[The Hidden Children by Robert W. Chambers]@TWC D-Link bookThe Hidden Children CHAPTER VIII 8/29
What should I do? Major Parr might not understand--might even order the Sagamore confined to barracks under guard.
The slightest mistake in dealing with the Siwanois might prove fatal to all our hopes of him. All the responsibility, therefore, must rest on me; and I must use my judgment and abide by the consequences. Had it been, as I have said, any other nation but the Senecas, I am certain that I could have restrained the Indian.
But the combination of Seneca, Erie, and Amochol prowling around our picket-line was too much for the outraged Sagamore of the Spirit Wolf.

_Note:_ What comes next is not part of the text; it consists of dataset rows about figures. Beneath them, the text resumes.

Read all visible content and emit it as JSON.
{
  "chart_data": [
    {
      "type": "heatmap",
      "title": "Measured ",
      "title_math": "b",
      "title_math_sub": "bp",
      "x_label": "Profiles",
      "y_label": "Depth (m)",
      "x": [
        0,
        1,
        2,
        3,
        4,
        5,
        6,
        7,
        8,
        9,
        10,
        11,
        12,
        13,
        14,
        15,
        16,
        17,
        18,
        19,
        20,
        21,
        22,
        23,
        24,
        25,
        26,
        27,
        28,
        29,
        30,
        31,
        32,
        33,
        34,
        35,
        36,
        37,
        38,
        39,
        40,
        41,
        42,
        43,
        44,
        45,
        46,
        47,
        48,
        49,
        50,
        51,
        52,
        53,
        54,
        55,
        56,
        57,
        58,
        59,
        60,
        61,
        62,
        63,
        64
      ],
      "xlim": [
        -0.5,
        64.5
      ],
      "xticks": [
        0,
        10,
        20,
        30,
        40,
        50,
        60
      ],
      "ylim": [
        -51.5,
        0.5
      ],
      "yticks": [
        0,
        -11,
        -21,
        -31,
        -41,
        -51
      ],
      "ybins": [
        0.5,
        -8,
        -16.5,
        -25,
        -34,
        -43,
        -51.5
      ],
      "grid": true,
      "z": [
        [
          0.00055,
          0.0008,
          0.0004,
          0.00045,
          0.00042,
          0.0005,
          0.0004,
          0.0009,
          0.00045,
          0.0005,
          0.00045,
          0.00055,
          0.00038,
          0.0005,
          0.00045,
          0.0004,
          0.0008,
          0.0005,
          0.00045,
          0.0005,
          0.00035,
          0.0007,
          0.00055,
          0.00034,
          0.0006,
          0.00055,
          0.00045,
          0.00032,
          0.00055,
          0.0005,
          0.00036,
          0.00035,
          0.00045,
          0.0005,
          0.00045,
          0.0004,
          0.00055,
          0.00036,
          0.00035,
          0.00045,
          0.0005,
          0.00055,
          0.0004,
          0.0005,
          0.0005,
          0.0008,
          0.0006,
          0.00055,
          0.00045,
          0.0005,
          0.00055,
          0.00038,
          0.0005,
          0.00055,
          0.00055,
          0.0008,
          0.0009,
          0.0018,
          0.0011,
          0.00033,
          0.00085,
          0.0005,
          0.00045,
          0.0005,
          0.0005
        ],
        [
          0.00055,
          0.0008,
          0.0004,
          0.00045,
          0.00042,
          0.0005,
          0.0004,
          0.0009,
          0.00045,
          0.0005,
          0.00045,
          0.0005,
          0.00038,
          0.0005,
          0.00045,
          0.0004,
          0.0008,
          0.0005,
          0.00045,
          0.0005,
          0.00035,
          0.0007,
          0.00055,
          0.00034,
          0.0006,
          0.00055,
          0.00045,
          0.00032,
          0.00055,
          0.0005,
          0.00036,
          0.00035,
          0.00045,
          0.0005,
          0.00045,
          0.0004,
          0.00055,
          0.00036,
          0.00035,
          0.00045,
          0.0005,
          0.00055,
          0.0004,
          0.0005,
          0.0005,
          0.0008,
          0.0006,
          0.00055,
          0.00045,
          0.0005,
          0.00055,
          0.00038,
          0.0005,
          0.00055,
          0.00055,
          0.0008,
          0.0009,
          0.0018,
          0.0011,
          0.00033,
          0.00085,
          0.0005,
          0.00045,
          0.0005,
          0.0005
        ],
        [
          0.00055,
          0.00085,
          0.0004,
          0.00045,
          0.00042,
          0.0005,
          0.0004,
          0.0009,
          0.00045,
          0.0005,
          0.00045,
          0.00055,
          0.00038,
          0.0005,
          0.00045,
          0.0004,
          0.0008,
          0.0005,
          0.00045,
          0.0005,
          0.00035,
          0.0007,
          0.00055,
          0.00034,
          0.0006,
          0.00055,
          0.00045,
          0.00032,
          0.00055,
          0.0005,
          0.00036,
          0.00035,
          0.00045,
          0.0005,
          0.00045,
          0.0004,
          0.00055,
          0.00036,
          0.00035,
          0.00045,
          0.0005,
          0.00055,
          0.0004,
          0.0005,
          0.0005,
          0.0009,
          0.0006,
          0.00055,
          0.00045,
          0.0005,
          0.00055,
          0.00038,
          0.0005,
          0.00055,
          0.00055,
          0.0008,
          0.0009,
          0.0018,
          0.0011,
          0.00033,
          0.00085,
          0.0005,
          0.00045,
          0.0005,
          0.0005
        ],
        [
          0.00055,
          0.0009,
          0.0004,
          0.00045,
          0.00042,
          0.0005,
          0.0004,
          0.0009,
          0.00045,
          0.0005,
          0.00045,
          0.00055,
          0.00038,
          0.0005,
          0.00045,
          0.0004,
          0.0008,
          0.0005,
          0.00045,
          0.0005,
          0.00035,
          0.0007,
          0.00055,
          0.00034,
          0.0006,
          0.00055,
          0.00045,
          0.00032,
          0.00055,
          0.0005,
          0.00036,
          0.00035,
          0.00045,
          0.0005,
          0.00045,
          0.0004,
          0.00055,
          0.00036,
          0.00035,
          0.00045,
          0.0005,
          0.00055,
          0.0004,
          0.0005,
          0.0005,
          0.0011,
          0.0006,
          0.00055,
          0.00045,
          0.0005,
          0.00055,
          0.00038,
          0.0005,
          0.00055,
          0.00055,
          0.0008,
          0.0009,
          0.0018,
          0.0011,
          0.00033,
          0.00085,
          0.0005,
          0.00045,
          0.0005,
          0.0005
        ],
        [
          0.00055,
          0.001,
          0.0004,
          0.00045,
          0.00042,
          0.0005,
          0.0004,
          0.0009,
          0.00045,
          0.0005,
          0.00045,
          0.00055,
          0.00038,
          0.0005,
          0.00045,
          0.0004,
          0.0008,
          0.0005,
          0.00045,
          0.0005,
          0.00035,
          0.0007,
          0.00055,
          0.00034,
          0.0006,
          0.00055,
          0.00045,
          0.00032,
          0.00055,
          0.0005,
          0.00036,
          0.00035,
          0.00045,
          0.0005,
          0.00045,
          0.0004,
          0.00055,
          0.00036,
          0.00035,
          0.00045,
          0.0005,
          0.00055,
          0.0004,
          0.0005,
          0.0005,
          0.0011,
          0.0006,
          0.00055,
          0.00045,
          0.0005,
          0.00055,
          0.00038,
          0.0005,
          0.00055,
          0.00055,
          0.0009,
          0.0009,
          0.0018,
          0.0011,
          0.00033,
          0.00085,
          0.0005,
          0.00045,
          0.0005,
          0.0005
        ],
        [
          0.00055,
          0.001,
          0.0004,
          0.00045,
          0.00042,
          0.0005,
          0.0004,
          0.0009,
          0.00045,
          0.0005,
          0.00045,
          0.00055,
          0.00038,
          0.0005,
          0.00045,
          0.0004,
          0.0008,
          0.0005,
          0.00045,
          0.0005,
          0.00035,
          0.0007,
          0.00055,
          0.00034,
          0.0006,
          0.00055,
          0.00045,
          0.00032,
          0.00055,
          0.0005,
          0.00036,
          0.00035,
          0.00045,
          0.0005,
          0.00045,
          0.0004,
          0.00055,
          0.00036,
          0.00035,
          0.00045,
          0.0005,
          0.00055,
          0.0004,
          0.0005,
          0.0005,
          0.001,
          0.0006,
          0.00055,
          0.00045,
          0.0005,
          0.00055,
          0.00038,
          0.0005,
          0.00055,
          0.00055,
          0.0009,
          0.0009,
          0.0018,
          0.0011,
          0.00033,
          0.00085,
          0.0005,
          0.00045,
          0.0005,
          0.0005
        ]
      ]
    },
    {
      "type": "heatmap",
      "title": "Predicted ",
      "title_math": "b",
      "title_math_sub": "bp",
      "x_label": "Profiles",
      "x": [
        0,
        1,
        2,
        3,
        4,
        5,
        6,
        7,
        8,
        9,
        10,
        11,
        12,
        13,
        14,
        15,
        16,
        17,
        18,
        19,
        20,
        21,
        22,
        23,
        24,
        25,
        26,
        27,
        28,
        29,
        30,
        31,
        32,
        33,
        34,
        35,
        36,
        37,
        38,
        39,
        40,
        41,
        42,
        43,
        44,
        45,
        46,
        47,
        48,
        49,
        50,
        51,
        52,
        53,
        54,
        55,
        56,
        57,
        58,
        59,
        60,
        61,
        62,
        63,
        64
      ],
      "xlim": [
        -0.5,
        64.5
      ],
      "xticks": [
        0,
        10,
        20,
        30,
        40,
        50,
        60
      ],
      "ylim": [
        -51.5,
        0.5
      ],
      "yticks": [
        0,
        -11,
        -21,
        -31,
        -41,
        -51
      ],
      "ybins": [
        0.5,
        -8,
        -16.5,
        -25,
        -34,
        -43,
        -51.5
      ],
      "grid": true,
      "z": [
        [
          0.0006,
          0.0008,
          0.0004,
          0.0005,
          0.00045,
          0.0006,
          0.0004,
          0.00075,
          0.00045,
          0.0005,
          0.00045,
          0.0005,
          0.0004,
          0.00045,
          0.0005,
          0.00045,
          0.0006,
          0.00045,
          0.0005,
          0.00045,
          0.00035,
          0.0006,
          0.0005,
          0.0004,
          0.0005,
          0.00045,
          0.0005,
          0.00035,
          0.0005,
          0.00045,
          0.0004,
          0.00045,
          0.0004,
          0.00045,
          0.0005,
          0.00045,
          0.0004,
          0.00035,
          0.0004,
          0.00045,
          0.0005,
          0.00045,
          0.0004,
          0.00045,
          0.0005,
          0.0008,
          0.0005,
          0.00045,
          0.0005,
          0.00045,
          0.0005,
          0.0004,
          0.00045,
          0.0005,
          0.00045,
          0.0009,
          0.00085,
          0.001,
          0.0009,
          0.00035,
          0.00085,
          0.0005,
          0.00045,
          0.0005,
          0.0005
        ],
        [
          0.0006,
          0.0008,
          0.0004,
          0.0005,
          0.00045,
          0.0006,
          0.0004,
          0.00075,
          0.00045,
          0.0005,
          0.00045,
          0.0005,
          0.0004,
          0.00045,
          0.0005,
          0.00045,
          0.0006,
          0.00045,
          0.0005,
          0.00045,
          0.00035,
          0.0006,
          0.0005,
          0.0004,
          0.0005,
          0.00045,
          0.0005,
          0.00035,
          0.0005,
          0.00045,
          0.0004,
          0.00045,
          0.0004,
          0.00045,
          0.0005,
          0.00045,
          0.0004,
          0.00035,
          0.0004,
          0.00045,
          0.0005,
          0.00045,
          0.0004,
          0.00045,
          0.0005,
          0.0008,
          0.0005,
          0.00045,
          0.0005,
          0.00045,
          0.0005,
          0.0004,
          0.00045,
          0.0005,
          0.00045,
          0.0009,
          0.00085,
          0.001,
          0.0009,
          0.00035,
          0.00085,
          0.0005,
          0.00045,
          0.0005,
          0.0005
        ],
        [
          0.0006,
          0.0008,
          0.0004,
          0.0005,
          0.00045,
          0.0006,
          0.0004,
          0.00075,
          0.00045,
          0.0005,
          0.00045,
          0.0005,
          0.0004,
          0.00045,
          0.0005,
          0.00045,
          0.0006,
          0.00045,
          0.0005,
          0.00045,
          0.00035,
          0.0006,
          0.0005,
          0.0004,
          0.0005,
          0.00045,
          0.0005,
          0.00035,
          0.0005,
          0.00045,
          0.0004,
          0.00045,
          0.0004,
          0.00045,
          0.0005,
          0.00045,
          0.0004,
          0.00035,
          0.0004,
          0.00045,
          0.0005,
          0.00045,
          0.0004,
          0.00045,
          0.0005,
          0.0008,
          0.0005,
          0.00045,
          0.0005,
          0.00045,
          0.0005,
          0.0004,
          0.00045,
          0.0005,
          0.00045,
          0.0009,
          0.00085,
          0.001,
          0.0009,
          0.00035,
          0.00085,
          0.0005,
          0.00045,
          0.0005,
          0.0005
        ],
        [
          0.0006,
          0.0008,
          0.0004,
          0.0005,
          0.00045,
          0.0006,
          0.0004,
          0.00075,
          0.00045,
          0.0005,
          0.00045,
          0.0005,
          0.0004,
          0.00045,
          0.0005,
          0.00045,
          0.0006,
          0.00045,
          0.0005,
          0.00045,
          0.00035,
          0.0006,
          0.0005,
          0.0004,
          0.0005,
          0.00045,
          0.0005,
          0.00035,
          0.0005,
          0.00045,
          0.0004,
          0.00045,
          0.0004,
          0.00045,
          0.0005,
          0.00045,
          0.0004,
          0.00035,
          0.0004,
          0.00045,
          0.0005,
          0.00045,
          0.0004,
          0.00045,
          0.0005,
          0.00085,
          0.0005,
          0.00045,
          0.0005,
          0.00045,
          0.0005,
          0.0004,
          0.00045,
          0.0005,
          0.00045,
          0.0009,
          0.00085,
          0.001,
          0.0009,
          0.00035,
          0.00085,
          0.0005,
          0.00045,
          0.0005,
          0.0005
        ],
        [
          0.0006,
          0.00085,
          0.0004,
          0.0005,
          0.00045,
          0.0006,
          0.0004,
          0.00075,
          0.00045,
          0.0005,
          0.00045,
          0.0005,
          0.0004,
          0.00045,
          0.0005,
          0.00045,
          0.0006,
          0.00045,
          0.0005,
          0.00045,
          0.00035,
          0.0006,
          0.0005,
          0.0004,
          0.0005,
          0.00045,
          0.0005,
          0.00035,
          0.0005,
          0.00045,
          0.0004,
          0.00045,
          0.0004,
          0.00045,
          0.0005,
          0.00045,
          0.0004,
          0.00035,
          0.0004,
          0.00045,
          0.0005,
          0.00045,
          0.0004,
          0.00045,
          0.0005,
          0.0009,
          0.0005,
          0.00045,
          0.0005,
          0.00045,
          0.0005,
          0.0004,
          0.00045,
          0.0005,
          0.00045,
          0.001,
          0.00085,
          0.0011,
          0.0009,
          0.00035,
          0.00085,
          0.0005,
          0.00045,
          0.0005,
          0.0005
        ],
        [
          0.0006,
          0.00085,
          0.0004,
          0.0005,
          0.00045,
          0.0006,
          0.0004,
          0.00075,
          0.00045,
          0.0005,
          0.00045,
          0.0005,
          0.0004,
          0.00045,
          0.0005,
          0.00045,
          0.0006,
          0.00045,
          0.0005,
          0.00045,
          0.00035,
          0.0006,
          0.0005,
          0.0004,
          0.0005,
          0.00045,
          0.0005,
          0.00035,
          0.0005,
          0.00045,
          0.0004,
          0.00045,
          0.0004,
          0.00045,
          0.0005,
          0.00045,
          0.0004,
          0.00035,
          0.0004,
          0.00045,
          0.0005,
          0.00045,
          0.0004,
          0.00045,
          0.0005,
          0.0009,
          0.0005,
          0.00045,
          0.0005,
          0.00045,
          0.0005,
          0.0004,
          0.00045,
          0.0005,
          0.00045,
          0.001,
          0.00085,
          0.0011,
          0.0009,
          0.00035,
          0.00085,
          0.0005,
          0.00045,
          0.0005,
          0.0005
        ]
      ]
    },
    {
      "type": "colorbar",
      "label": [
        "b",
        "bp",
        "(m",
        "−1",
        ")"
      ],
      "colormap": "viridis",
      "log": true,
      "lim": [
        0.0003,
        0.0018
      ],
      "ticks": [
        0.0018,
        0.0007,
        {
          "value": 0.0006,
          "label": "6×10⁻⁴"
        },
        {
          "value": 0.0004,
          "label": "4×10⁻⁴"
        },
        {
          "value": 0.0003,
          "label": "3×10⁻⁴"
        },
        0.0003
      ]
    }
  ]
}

And I now comprehended it thoroughly. As I sat thinking at our bush-hut door, the endless lines of wagons were still passing toward Otsego Lake, piled high with stores, and I saw Schott's riflemen filing along in escort, their tow-cloth rifle-frocks wide open to their sweating chests. Almost all the troops had already marched to the lake and had pitched tents there, while Alden's chastened regiment was damming the waters so that when our boats were ready the dam might be broken and the high water carry our batteaux over miles of shallow water to Tioga Point, where our main army now was concentrating. When were the Rifles to march? I did not know.
Sitting there in the sun, moodily stripping a daisy of its petals, I thought of Lois, troubled, wondering how her security and well-being might be established. The hour could not be very distant now before our corps marched to the lake.